We are pleased to collaborate with the Indianapolis Museum of Art to share these remarkable objects and their context with American museum goers, stated Stefano De Caro, Director of Antiquities for the Italian Ministry of Culture. This important loan helps explain how works of art may also serve as testaments of the way that ancient Romans lived and sought to be remembered.
American museums have few examples of ancient art which can be displayed with their complete context understood, added Maxwell L. Anderson, The Melvin & Bren Simon Director and CEO of the IMA. The Vigna Codini Tomb contents from the Julio-Claudian and Flavian periods open a window to understanding that only long-term loans can provide, since the acquisition of archaeological material with inadequate ownership history is no longer acceptable.

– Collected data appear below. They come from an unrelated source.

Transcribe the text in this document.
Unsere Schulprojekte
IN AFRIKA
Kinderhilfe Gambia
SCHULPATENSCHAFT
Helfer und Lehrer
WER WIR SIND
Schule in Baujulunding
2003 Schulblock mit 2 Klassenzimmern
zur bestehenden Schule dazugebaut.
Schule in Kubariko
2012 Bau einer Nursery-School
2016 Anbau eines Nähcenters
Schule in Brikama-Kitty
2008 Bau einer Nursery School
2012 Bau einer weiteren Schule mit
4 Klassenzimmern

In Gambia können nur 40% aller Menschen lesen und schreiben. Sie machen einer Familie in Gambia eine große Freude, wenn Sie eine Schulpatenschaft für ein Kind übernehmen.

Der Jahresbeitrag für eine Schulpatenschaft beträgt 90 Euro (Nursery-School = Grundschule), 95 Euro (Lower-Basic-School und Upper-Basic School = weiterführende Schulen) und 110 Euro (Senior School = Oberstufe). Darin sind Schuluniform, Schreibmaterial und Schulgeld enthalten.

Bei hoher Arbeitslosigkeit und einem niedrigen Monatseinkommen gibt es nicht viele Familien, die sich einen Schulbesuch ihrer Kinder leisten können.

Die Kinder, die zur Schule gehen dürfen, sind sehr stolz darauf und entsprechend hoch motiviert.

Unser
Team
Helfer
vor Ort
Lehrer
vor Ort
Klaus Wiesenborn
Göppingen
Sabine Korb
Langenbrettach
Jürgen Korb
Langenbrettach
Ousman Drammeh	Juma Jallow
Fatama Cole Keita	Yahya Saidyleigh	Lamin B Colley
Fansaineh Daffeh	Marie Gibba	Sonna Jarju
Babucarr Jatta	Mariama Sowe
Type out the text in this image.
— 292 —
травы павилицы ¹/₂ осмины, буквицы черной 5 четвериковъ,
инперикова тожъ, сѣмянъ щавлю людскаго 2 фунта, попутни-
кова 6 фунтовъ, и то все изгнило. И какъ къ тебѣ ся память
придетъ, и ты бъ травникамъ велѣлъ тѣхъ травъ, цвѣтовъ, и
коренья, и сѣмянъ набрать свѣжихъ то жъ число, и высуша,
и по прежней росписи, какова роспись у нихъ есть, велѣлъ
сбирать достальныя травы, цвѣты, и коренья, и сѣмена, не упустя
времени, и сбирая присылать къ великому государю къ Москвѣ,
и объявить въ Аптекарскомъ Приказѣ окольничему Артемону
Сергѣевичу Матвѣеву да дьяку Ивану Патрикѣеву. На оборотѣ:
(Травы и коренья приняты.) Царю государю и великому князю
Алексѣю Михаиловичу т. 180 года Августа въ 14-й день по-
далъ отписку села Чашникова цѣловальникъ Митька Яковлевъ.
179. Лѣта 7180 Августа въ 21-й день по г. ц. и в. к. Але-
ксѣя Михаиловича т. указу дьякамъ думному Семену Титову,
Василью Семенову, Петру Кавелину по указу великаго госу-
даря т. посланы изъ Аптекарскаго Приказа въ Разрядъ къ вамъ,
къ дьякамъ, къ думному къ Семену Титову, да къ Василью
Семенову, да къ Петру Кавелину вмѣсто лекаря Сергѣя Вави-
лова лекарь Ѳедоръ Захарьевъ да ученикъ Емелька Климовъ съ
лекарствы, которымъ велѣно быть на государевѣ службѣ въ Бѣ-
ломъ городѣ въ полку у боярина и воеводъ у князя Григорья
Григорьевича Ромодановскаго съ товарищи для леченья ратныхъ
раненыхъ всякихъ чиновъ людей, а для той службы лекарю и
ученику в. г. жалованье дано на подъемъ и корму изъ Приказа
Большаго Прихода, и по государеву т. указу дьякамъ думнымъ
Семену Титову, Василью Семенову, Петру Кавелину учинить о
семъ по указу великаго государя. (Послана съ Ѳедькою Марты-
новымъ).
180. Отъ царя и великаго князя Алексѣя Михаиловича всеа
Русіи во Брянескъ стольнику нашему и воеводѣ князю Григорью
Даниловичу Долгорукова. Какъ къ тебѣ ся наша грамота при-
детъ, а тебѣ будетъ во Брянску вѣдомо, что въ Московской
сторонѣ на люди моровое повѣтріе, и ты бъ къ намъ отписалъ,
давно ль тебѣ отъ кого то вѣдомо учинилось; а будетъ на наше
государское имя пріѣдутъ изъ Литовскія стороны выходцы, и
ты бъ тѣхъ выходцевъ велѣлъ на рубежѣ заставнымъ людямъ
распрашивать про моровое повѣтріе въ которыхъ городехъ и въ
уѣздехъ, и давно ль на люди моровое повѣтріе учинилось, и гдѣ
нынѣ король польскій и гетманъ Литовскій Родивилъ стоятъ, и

The Vigna Codini Tomb is an intriguing site that provides great insight into Roman life. Discovered on the outskirts of Rome in 1847, the tomb was paid for by a corporation of freed slaves, who sold shares in 295 funerary niches intended to hold the ashes of the dead. Some of the niches were also designed to accommodate sculptural commissions that commemorate those buried withinthe surviving three of which will be on view at the IMA. These portraits depict high-ranking servants in the employ of the first imperial family of Rome, to judge from the fact that they are among the few to merit sculpted commemorations in marble.